Regular Expressions
The patterns used in pattern matching are regular expressions such as those
supplied in the Version 8 regexp routines. (In fact, the routines are
derived (distantly) from Henry Spencer's freely redistributable
reimplementation of the V8 routines.) See the section on Version 8 Regular
Expressions for details.
In particular the following metacharacters have their standard egrep-ish
meanings:
\ Quote the next metacharacter
^ Match the beginning of the line
. Match any character (except newline)
$ Match the end of the line (or before newline at the end)
| Alternation
() Grouping
[] Character class
By default, the "^" character is guaranteed to match at only the beginning
of the string, the "$" character at only the end (or before the newline at
the end) and Perl does certain optimizations with the assumption that the
string contains only one line. Embedded newlines will not be matched by
"^" or "$". You may, however, wish to treat a string as a multi-line
buffer, such that the "^" will match after any newline within the string,
and "$" will match before any newline. At the cost of a little more
overhead, you can do this by using the /m modifier on the pattern match
operator. (Older programs did this by setting $*, but this practice is now
deprecated.)
To facilitate multi-line substitutions, the "." character never matches a
newline unless you use the /s modifier, which in effect tells Perl to
pretend the string is a single line--even if it isn't. The /s modifier
also overrides the setting of $*, in case you have some (badly behaved)
older code that sets it in another module.
The following standard quantifiers are recognized:
* Match 0 or more times
+ Match 1 or more times
? Match 1 or 0 times
{n} Match exactly n times
{n,} Match at least n times
{n,m} Match at least n but not more than m times
(If a curly bracket occurs in any other context, it is treated as a regular
character.) The "*" modifier is equivalent to {0,}, the "+" modifier to
{1,}, and the "?" modifier to {0,1}. n and m are limited to integral
values less than 65536.
By default, a quantified subpattern is "greedy", that is, it will match as
many times as possible (given a particular starting location) while still
allowing the rest of the pattern to match. If you want it to match the
minimum number of times possible, follow the quantifier with a "?". Note
that the meanings don't change, just the "greediness":
*? Match 0 or more times
+? Match 1 or more times
?? Match 0 or 1 time
{n}? Match exactly n times
{n,}? Match at least n times
{n,m}? Match at least n but not more than m times
Because patterns are processed as double quoted strings, the following also
work:
\t tab (HT, TAB)
\n newline (LF, NL)
\r return (CR)
\f form feed (FF)
\a alarm (bell) (BEL)
\e escape (think troff) (ESC)
\033 octal char (think of a PDP-11)
\x1B hex char
\c[ control char
\l lowercase next char (think vi)
\u uppercase next char (think vi)
\L lowercase till \E (think vi)
\U uppercase till \E (think vi)
\E end case modification (think vi)
\Q quote regexp metacharacters till \E
If use locale is in effect, the case map used by \l, \L, \u and <\U> is
taken from the current locale. See the perllocale manpage.

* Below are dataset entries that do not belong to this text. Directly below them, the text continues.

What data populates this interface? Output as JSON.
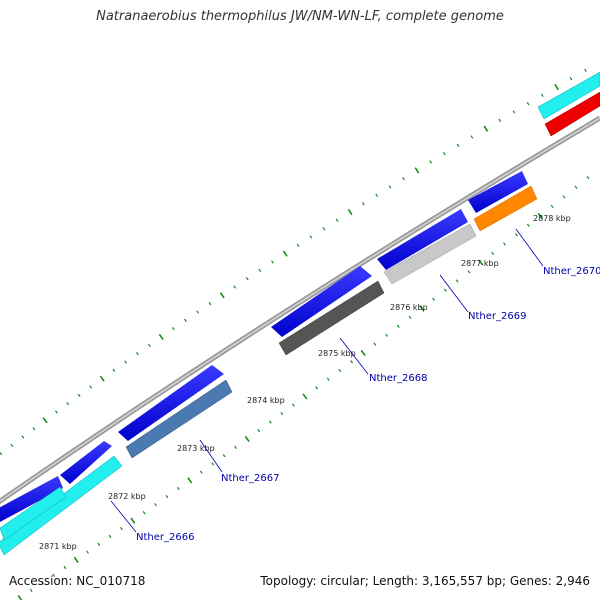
{
  "title": "Natranaerobius thermophilus JW/NM-WN-LF, complete genome",
  "footer": {
    "accession": "Accession: NC_010718",
    "summary": "Topology: circular; Length: 3,165,557 bp; Genes: 2,946"
  },
  "colors": {
    "forward_cds": "#0000ee",
    "backbone": "#888888",
    "tick": "#1a8a1a",
    "callout": "#0000aa"
  },
  "kbp_labels": [
    "2871 kbp",
    "2872 kbp",
    "2873 kbp",
    "2874 kbp",
    "2875 kbp",
    "2876 kbp",
    "2877 kbp",
    "2878 kbp"
  ],
  "genes": [
    {
      "name": "Nther_2666",
      "color": "#22eeee"
    },
    {
      "name": "Nther_2667",
      "color": "#4a7ab0"
    },
    {
      "name": "Nther_2668",
      "color": "#555555"
    },
    {
      "name": "Nther_2669",
      "color": "#c8c8c8"
    },
    {
      "name": "Nther_2670",
      "color": "#ff8800"
    }
  ],
  "other_features": [
    {
      "kind": "cds",
      "color": "#22eeee"
    },
    {
      "kind": "cds",
      "color": "#ee0000"
    }
  ]
}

In addition, Perl defines the following:
\w Match a "word" character (alphanumeric plus "_")
\W Match a non-word character
\s Match a whitespace character
\S Match a non-whitespace character
\d Match a digit character
\D Match a non-digit character
Note that \w matches a single alphanumeric character, not a whole word. To
match a word you'd need to say \w+. If use locale is in effect, the list
of alphabetic characters generated by \w is taken from the current locale.

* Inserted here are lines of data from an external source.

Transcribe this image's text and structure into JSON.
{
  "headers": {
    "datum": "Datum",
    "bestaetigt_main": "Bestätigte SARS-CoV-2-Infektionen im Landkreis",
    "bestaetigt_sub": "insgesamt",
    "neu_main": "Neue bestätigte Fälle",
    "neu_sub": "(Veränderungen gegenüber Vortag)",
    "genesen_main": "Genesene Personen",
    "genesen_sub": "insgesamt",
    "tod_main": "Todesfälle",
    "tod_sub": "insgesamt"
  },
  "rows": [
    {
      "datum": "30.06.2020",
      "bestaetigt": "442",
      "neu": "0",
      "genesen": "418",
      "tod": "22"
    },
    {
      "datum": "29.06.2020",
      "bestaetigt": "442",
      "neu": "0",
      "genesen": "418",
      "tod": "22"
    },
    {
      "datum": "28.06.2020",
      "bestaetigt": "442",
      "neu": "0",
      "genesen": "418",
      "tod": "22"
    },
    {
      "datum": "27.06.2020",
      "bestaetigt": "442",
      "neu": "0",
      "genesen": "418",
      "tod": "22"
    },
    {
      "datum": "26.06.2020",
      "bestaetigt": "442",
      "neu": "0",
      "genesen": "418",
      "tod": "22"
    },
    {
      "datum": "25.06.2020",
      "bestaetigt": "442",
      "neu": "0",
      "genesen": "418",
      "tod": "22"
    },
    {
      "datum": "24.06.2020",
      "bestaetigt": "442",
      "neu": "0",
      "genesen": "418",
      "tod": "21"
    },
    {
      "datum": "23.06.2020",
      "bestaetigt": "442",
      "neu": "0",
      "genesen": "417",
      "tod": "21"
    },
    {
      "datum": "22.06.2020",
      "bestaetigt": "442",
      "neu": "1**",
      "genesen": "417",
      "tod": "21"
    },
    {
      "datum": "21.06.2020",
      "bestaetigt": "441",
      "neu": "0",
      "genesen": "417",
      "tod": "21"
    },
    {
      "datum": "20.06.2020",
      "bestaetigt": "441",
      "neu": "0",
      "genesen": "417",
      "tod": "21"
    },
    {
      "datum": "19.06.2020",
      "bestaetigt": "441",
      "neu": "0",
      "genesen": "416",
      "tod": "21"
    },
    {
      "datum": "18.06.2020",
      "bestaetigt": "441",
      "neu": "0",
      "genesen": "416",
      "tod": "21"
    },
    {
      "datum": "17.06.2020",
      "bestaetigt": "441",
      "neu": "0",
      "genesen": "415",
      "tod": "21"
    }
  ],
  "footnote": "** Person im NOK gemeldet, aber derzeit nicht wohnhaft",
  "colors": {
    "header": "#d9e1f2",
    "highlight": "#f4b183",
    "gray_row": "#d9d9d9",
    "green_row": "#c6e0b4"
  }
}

See the perllocale manpage. You may use \w, \W, \s, \S, \d, and \D within
character classes (though not as either end of a range).
Perl defines the following zero-width assertions:
\b Match a word boundary
\B Match a non-(word boundary)
\A Match at only beginning of string
\Z Match at only end of string (or before newline at the end)

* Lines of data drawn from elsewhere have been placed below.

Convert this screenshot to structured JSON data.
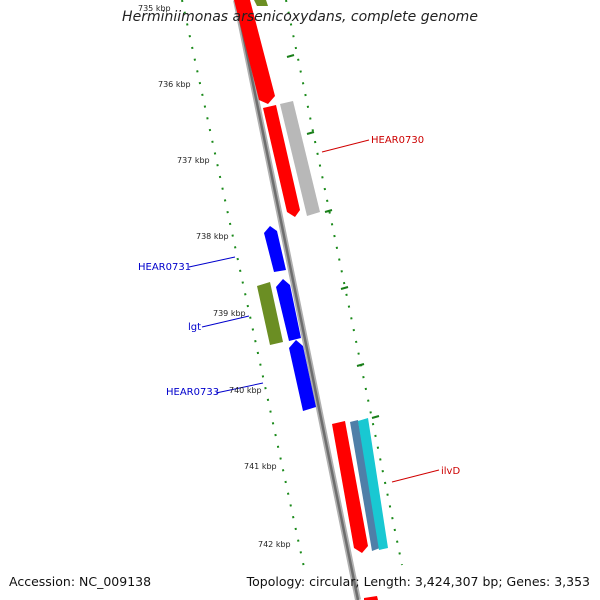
{
  "title": "Herminiimonas arsenicoxydans, complete genome",
  "ticks": [
    "735 kbp",
    "736 kbp",
    "737 kbp",
    "738 kbp",
    "739 kbp",
    "740 kbp",
    "741 kbp",
    "742 kbp"
  ],
  "genes": {
    "hear0730": "HEAR0730",
    "hear0731": "HEAR0731",
    "lgt": "lgt",
    "hear0733": "HEAR0733",
    "ilvd": "ilvD"
  },
  "footer": {
    "accession": "Accession: NC_009138",
    "summary": "Topology: circular; Length: 3,424,307 bp; Genes: 3,353"
  },
  "colors": {
    "ruler": "#1a8a1a",
    "gene_red": "#ff0000",
    "gene_blue": "#0000ff",
    "gene_olive": "#6b8e23",
    "gene_grey": "#b8b8b8",
    "gene_cyan": "#19c8d2",
    "gene_steelblue": "#4f7fa8",
    "backbone": "#6e6e6e"
  }
}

\G Match only where previous m//g left off (works only with /g)
A word boundary (\b) is defined as a spot between two characters that has a
\w on one side of it and a \W on the other side of it (in either order),
counting the imaginary characters off the beginning and end of the string
as matching a \W. (Within character classes \b represents backspace rather
than a word boundary.) The \A and \Z are just like "^" and "$" except that
they won't match multiple times when the /m modifier is used, while "^" and
"$" will match at every internal line boundary. To match the actual end of
the string, not ignoring newline, you can use \Z(?!\n). The \G assertion
can be used to chain global matches (using m//g), as described in the
section on Regexp Quote-Like Operators in the perlop manpage.